Als ich Juror in der Best of Swiss Web Award-Jury war, stellte sich mir zwangsläufig die Frage:

"Warum zum Henker kriegen die Schweizer nie etwas international Wichtiges gebacken im WEB, das schliesslich in der Schweiz erfunden wurde?"

Dazu wäre erstmal anderes zu erwähnen. Web hat zu tun mit Kommunikation, Hineindenken können und Kreativität. Andere Bereiche sind da das TV, die Musik oder auch die Komik. Aber der Reihe nach.

Im Bereich TV zeigen die Schweizer, dass sie sich nur blamieren können. "Tag und Nacht" als Abklatsch der besten TV-Serie "House MD"? Das Resultat war dermassen peinlich, dass die Serie gleich abgesetzt wurde. Die Schweizer TV-Macher können das nicht. Da fehlt jede Qualität im Aufbau der Spannung, der Charaktere, der Tragik, und der Komik. Kostete zwar grausam viel Geld, hatte aber null Feuer.

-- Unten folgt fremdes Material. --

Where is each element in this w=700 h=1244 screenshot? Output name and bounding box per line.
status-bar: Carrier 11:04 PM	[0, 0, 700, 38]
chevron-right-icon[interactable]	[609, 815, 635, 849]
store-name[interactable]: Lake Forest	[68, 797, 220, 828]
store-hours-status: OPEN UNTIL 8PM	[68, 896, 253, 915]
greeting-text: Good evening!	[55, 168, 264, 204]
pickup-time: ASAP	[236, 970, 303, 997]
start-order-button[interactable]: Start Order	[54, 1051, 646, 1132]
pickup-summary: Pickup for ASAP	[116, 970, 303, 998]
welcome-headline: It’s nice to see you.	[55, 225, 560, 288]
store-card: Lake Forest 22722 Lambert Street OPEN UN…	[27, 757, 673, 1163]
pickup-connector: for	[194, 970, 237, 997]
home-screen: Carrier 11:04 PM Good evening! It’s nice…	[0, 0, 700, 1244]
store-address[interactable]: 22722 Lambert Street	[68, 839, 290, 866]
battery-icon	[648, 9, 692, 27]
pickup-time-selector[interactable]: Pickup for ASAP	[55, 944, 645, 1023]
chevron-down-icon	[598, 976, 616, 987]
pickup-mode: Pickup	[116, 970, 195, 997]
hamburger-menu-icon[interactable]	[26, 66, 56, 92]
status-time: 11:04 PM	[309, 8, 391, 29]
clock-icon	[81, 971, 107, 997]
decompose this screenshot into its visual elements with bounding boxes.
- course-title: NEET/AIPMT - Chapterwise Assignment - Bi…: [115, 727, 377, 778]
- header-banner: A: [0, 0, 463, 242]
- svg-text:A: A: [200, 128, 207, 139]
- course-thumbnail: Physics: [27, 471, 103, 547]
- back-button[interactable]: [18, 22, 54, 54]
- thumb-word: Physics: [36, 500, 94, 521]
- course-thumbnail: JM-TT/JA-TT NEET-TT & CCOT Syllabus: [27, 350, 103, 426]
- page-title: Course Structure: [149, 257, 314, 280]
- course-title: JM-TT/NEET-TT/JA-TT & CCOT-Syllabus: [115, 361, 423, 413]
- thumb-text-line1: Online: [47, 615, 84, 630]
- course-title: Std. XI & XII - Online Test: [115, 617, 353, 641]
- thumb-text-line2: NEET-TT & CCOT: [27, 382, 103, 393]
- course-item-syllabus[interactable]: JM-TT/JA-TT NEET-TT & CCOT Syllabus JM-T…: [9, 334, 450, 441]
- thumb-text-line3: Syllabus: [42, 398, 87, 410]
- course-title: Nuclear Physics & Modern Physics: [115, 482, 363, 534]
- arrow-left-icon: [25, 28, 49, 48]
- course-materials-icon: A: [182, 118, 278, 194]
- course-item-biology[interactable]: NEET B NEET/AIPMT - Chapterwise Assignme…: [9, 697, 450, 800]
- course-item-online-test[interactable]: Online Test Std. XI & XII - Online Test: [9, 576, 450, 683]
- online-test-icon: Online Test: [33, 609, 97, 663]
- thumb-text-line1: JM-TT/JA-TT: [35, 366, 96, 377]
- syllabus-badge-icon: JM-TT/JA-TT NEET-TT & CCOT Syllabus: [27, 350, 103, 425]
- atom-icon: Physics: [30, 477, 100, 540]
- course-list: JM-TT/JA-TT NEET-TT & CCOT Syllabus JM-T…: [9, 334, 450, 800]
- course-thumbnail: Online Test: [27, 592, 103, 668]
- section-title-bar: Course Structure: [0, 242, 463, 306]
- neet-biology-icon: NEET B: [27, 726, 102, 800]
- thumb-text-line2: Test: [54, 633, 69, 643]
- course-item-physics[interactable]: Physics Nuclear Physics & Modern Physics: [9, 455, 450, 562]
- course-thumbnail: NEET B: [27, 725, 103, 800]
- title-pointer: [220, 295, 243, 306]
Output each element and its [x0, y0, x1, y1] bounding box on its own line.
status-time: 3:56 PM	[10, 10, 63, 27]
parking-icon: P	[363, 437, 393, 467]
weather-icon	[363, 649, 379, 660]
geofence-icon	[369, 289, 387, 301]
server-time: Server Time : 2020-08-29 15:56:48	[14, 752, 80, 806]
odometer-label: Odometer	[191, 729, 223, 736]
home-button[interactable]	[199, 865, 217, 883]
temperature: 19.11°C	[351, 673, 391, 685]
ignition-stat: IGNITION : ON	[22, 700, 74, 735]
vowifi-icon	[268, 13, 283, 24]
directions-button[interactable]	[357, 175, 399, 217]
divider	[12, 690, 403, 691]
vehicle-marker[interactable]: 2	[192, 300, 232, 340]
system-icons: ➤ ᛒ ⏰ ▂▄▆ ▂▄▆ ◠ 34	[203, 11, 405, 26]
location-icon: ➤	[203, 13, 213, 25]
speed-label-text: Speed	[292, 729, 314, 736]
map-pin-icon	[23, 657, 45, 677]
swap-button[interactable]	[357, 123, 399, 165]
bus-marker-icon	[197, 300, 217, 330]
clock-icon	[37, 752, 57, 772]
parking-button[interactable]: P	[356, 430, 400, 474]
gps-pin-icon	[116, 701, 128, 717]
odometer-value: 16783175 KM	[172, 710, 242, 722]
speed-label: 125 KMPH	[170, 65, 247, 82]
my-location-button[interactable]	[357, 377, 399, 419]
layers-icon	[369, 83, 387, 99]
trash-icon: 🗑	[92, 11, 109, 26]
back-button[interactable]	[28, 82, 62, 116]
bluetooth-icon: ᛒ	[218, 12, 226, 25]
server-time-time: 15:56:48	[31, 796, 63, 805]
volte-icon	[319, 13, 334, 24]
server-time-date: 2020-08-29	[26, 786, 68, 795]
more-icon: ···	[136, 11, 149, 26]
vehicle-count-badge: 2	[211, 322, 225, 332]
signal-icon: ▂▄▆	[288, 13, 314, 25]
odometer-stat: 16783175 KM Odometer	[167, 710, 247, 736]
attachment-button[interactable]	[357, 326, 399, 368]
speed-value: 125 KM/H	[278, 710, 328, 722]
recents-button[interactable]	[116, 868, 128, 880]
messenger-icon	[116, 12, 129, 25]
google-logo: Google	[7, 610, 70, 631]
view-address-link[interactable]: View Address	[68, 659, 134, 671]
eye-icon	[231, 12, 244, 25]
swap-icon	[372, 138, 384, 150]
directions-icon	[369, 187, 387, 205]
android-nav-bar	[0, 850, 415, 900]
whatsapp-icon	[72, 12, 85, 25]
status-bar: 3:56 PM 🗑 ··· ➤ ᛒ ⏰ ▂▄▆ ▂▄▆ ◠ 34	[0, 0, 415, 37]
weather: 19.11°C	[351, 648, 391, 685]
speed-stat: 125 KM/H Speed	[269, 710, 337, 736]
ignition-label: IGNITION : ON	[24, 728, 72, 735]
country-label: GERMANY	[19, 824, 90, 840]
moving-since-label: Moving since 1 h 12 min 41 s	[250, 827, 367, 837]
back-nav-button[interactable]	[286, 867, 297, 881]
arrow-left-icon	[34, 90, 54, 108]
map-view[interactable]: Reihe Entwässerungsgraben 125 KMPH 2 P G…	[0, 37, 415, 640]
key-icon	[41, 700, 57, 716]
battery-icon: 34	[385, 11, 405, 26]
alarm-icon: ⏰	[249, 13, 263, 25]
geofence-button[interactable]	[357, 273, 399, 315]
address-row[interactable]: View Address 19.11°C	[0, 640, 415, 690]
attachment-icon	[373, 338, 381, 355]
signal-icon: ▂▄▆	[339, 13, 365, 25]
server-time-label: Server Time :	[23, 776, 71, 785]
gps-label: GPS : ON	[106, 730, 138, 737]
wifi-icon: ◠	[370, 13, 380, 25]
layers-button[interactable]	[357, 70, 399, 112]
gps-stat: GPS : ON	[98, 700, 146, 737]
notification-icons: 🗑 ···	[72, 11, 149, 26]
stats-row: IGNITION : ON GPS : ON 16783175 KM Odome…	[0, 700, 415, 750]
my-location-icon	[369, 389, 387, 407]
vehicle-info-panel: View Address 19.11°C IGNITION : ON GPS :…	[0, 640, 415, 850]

Oder man denke an "LoveCheck", auch so was können sie halt nicht, da fehlen ihnen irgendwie die Gene dazu oder diese sind längst verkümmert.

Dann weiter mit Musik, auch da gibts kaum je Qualität aus den Schweizer Talentschmieden, mal abgesehen von den laut Musikjournalisten besten Schweizer Musiktalenten wie Sophie Hunger und Nik Bärtsch.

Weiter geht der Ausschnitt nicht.